La profession riposte après le bilan de la CPAM
La parution, le 26 juin 2026, d’un rapport de la Caisse primaire d’assurance maladie de la Vienne a mis en lumière un montant de 140 000 € de fraudes attribué, globalement, aux pharmaciens du département. Cette mise en exergue a provoqué une réaction vive chez les officinaux locaux, qui estiment être injustement stigmatisés et réclament une lecture plus nuancée des chiffres.
Par l’intermédiaire de Julien Delage, représentant de la Fédération des syndicats pharmaceutiques de France (FSPF) pour la Vienne, les titulaires d’officine tiennent à rappeler la diversité des missions qu’ils accomplissent au quotidien — de la dispensation des médicaments à l’accompagnement des patients — et la précaution qu’ils apportent dans le respect des règles de remboursement.
Un rôle préventif peu visible du grand public
Les pharmaciens insistent sur leur fonction de premier filtre : signalement d’ordonnances suspectes, vérification des posologies, refus de délivrance lorsque le risque apparaît. Selon eux, ces pratiques contribuent à limiter les dépenses indues et à protéger la collectivité, sans forcément apparaître dans les statistiques de fraudes.
- Contrôles internes : tri des délivrances et échanges avec les prescripteurs;
- Signalements : informations transmises aux autorités compétentes en cas de soupçon;
- Conseil aux patients : adaptation des traitements et prévention des mésusages.
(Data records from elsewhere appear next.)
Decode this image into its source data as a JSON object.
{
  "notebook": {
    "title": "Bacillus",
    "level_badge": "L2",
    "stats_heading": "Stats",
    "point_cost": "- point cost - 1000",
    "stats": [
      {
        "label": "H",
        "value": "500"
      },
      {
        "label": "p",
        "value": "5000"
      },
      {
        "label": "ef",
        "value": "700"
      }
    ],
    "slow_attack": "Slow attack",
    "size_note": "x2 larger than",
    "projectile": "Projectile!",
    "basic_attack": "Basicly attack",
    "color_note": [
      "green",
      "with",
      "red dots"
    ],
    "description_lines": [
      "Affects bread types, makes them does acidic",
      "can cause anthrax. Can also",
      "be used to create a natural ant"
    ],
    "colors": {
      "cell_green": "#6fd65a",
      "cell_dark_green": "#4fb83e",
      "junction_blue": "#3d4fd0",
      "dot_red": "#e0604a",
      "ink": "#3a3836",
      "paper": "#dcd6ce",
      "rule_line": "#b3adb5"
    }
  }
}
Pour la profession, accoler un chiffre global à l’ensemble des officines sans préciser les typologies de fraude ni les responsabilités individuelles revient à banaliser des situations très différentes — erreur administrative, malveillance ou mauvaise information.
Quelles conséquences pour le territoire ?
Au-delà de la polémique médiatique, les pharmaciens redoutent un effet pervers : un renforcement des mesures de contrôle qui pourrait grever le temps consacré aux patients ou, à l’inverse, une défiance généralisée du public. Les officines, surtout dans les zones rurales de la Vienne, assurent des services de proximité qui dépassent la simple délivrance de médicaments — vaccination, suivi thérapeutique, conseils — et qui risquent d’être fragilisés si les relations de confiance se dégradent.
| Élément | Valeur mentionnée |
|---|---|
| Date du bilan | 26 juin 2026 |
| Montant imputé aux pharmaciens | 140 000 € |
Vers plus de transparence et d’explications
La FSPF locale demande que les données de la CPAM soient précisées : ventilation par type d’infraction, part relevant d’erreurs administratives, mécanismes de recours. Sans ces éléments, le débat reste incomplet et la confiance difficile à reconstruire.
Les autorités sanitaires et les syndicats devront, pour apaiser la situation, multiplier les échanges territoriaux et expliciter les procédures. Pour les habitants de la Vienne, l’enjeu est clair : préserver l’accès à des officines de qualité tout en garantissant la bonne utilisation des fonds publics.
La suite dépendra des éléments complémentaires que publiera la CPAM et des réponses que donneront les représentants des pharmaciens au niveau départemental.